Published Web Locationhttps://doi.org/10.1016/j.orggeochem.2015.01.002
© 2015 Elsevier Ltd. Reactions between reduced inorganic sulfur and organic compounds are thought to be important for the preservation of organic matter (OM) in sediments, but the sulfurization process is poorly understood. Sulfur isotopes are potentially useful tracers of sulfurization reactions, which often occur in the presence of a strong porewater isotopic gradient driven by microbial sulfate reduction. Prior studies of bulk sedimentary OM indicate that sulfurized products are 34S-enriched relative to coexisting sulfide, and experiments have produced 34S-enriched organosulfur compounds. However, analytical limitations have prevented the relationship from being tested at the molecular level in natural environments. Here we apply a new method, coupled gas chromatography - inductively coupled plasma mass spectrometry, to measure the compound-specific sulfur isotopic compositions of volatile organosulfur compounds over a 6m core of anoxic Cariaco Basin sediments.

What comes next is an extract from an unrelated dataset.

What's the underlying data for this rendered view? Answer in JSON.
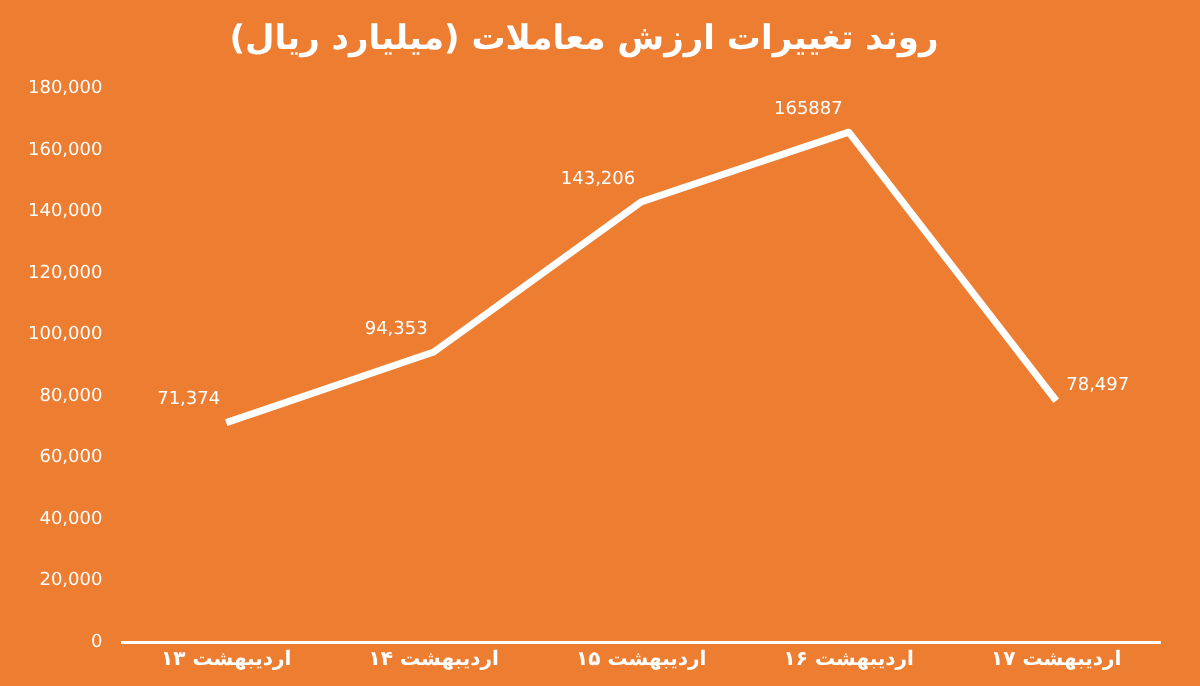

In contrast to current conceptual models, nearly all extractable organosulfur compounds were substantially depleted in 34S relative to coexisting kerogen and porewater sulfide. We hypothesize that this 34S depletion is due to a normal kinetic isotope effect during the initial formation of a carbon-sulfur bond and that the source of sulfur in this relatively irreversible reaction is most likely the bisulfide anion in sedimentary porewater. The 34S-depleted products of irreversible bisulfide addition alone cannot explain the isotopic composition of total extractable or residual OM. Therefore, at least two different sulfurization pathways must operate in the Cariaco Basin, generating isotopically distinct products. Compound-specific sulfur isotope analysis thus provides new insights into the timescales and mechanisms of OM sulfurization.